We will load the base `t5-small` model and then apply our trained soft prompt weights on top of it using `PeftModel.from_pretrained`.


In [None]:
from transformers import AutoModelForSeq2SeqLM, AutoTokenizer
from peft import PeftModel
import torch
import os

# --- Load Base Model and Tokenizer ---
model_checkpoint = "t5-small"
base_model = AutoModelForSeq2SeqLM.from_pretrained(model_checkpoint)
tokenizer = AutoTokenizer.from_pretrained(model_checkpoint)

# --- Load PEFT Adapter ---
output_dir = "./t5-prompt-tuning-billsum"
latest_checkpoint = max(
    [os.path.join(output_dir, d) for d in os.listdir(output_dir) if d.startswith("checkpoint-")],
    key=os.path.getmtime
)
print(f"Loading adapter from: {latest_checkpoint}")
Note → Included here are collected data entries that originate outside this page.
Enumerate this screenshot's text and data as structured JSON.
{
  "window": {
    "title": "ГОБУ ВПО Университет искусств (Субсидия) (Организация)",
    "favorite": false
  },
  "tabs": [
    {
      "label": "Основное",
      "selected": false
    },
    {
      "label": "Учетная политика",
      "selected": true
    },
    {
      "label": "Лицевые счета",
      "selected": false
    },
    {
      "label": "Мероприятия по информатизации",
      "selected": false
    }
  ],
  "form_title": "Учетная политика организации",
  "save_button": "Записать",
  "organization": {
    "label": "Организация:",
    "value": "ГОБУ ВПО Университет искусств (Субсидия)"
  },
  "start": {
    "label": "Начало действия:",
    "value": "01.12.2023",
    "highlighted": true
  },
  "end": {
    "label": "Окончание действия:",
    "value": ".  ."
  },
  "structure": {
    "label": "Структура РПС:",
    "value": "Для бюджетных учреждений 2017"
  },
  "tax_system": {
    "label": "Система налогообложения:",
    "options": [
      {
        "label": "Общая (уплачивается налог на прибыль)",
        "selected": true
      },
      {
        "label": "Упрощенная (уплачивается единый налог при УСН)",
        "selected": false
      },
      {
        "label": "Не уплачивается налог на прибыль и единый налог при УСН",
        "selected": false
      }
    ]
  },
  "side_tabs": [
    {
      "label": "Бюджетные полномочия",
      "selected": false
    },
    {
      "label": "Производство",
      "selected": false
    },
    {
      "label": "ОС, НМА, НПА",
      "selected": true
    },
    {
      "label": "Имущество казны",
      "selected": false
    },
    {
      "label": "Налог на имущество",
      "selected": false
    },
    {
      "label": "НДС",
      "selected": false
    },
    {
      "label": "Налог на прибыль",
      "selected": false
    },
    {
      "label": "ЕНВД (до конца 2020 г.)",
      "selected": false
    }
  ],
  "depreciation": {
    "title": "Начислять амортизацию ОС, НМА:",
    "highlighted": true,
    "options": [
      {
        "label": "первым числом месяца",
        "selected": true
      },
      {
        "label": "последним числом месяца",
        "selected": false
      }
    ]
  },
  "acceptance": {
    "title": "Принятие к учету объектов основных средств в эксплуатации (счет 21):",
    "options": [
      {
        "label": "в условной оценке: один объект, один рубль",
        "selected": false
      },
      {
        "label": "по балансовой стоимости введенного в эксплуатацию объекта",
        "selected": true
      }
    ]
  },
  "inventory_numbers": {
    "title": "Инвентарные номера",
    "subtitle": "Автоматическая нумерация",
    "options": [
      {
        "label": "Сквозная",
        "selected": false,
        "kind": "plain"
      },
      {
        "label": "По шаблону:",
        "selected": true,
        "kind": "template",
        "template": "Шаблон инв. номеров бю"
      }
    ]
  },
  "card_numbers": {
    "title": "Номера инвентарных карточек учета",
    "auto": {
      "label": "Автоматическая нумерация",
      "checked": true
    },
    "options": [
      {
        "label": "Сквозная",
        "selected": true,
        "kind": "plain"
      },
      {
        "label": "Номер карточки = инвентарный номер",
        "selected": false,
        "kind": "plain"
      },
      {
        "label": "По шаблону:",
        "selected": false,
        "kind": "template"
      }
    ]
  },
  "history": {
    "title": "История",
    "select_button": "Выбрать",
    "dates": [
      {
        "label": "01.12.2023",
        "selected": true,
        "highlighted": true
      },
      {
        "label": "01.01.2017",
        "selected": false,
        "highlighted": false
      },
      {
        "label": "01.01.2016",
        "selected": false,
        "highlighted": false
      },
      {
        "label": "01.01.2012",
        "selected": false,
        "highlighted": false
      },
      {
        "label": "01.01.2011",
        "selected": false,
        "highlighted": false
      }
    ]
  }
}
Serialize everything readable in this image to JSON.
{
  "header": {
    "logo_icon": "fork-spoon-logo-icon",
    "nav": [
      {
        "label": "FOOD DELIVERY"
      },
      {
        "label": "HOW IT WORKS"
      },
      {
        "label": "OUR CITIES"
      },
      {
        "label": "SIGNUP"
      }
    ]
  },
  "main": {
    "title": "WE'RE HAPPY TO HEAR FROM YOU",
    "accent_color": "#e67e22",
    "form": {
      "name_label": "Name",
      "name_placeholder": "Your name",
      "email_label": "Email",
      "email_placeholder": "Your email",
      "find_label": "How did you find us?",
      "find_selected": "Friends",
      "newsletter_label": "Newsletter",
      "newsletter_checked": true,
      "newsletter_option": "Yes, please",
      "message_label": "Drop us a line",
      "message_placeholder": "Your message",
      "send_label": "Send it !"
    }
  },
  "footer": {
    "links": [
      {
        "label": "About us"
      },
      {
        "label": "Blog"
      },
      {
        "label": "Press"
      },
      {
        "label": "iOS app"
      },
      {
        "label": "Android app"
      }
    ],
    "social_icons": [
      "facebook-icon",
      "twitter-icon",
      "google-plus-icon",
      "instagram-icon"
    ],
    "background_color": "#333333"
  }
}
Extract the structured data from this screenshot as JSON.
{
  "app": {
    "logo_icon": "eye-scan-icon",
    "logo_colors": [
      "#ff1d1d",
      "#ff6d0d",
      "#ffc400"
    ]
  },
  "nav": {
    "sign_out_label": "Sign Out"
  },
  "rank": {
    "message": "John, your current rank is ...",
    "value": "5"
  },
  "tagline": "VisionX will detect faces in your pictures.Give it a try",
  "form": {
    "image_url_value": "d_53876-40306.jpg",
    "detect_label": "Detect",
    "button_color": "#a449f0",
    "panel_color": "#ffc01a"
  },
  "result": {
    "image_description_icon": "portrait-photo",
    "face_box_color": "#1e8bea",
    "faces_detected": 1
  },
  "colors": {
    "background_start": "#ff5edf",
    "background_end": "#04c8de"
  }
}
inference_model = PeftModel.from_pretrained(base_model, latest_checkpoint)

# Move model to GPU if available
device = torch.device("cuda" if torch.cuda.is_available() else "cpu")
inference_model.to(device)
inference_model.eval()

print("✅ Inference model loaded successfully!")


### Step 2: Perform Inference

Now, let's test the model by giving it a piece of text to summarize. We'll use an example from the test set of the `billsum` dataset.

The process is:
1.  Tokenize the input text (including the "summarize: " prefix).
2.  Use the `generate()` method to create the summary.
3.  Decode the output tokens back into a string.


In [None]:
from datasets import load_dataset

# Load a sample from the test set to summarize
dataset = load_dataset("billsum", split="test[:1]")
original_text = dataset[0]["text"]
reference_summary = dataset[0]["summary"]

# Prepare the input
prompt = "summarize: " + original_text
inputs = tokenizer(prompt, return_tensors="pt", max_length=1024, truncation=True)
inputs = {k: v.to(device) for k, v in inputs.items()}

# Generate the summary
with torch.no_grad():
    outputs = inference_model.generate(
        input_ids=inputs["input_ids"],
        max_length=150,
        num_beams=4, # Use beam search for higher quality summaries
        early_stopping=True
    )

generated_summary = tokenizer.decode(outputs[0], skip_special_tokens=True)

# Print the results
print("--- Original Text ---")
print(original_text)
print("\n--- Reference Summary ---")
print(reference_summary)
print("\n--- Generated Summary (via Prompt Tuning) ---")
print(generated_summary)